Module Nine: Incorporating Academic Resources for K-12
Academic Resources in High School
Introducing high school students to the vast academic resources available to them can be a daunting task for a teacher. The campus and public libraries, tutoring services, online sites, are important resources for students. Learning how to research academic databases effectively, understanding copyrights and plagiarism, and knowing how to authenticate retrieved information are important skills as they prepare their assignments. Teachers can incorporate these resources into their lessons and provide students with real-world connections and research opportunities. The high school library and librarian are valuable resources for both the teacher and the student and can be used when creating lessons and helping students locate reliable resources.
How Can I Help My Students with Academic Research on the Internet?
Due to the ease and availability of substantial resources, the Internet is one of the most convenient and effective ways to help students complete assignments involving research.

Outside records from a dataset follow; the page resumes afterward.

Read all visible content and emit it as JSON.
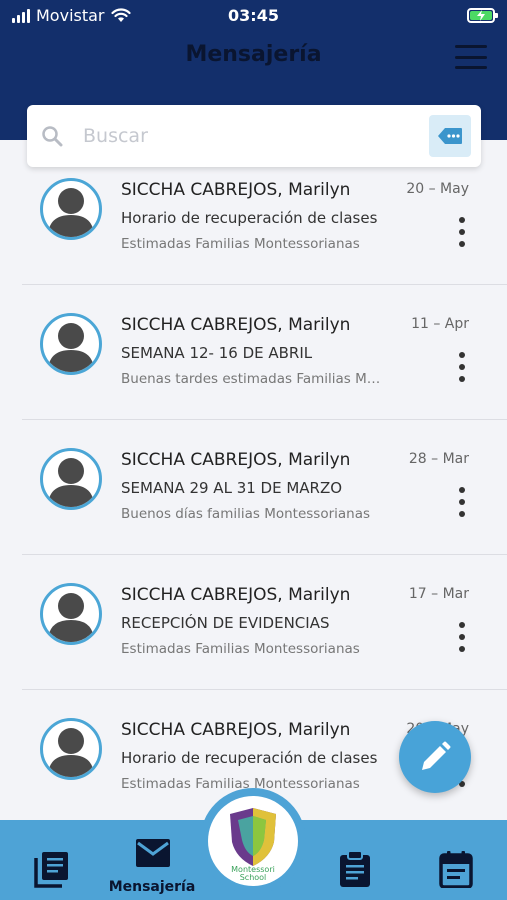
{
  "status_bar": {
    "carrier": "Movistar",
    "time": "03:45"
  },
  "header": {
    "title": "Mensajería"
  },
  "search": {
    "placeholder": "Buscar"
  },
  "messages": [
    {
      "sender": "SICCHA CABREJOS, Marilyn",
      "subject": "Horario de recuperación de clases",
      "preview": "Estimadas Familias Montessorianas",
      "date": "20 – May"
    },
    {
      "sender": "SICCHA CABREJOS, Marilyn",
      "subject": "SEMANA 12- 16 DE ABRIL",
      "preview": "Buenas tardes estimadas Familias Montessorianas",
      "date": "11 – Apr"
    },
    {
      "sender": "SICCHA CABREJOS, Marilyn",
      "subject": "SEMANA 29 AL 31 DE MARZO",
      "preview": "Buenos días familias Montessorianas",
      "date": "28 – Mar"
    },
    {
      "sender": "SICCHA CABREJOS, Marilyn",
      "subject": "RECEPCIÓN DE EVIDENCIAS",
      "preview": "Estimadas Familias Montessorianas",
      "date": "17 – Mar"
    },
    {
      "sender": "SICCHA CABREJOS, Marilyn",
      "subject": "Horario de recuperación de clases",
      "preview": "Estimadas Familias Montessorianas",
      "date": "20 – May"
    }
  ],
  "tabbar": {
    "tabs": [
      {
        "icon": "book-icon",
        "label": ""
      },
      {
        "icon": "envelope-icon",
        "label": "Mensajería"
      },
      {
        "icon": "school-logo",
        "label": "",
        "logo_text": "Montessori School"
      },
      {
        "icon": "clipboard-icon",
        "label": ""
      },
      {
        "icon": "calendar-icon",
        "label": ""
      }
    ]
  },
  "colors": {
    "header": "#132f6b",
    "accent": "#4ea3d6",
    "fab": "#48a3d8",
    "avatar_ring": "#4ba6d6"
  }
}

It is important that teachers know the Internet sites that are open for student research through the district's Internet filter. Many sites may be blocked because content is inappropriate for students. The district will often subscribe to academic databases that provide safe searching for students and can be accessed both on campus and from home. The following link is an excellent PowerPoint tutorial to help students effectively navigate and research. Effective Internet Researching Strategies for Secondary Students.
How Can I Effectively Teach My Students About Authenticating Internet Sources and Sites?
The Internet is an open medium for anyone to write and post information. Helping students be sure that the information they found online is credible is critical to the academic resource usage process. How do you authenticate information found on the Internet? The Media Awareness Network is an organization and website dedicated to assisting the Internet community with authenticating information and the proper use of Internet media. They developed the 5 W's of Cyberspace to help people with the authentication process.
Who is the source of the information? (The most important step is to understand who put the information online.)
What are you getting? (Does the information seem biased in any way?)
Where are you? (Deconstructing the Web address, or URL, will tell you a lot.)
When was the site created? (You want the most current information.)
Why are you there? (There may be better places to find the information; books for example.)
How can you tell what’s what? (Double check the information with other sources.)
The classroom is no longer an isolated space limited to the books, reference materials, and media provided by the teacher. Today it expands throughout the globe. The vast academic resources available to students greatly advance their learning opportunities. Teachers have a large responsibility in providing academic learning activities and assignments that include these rich resources.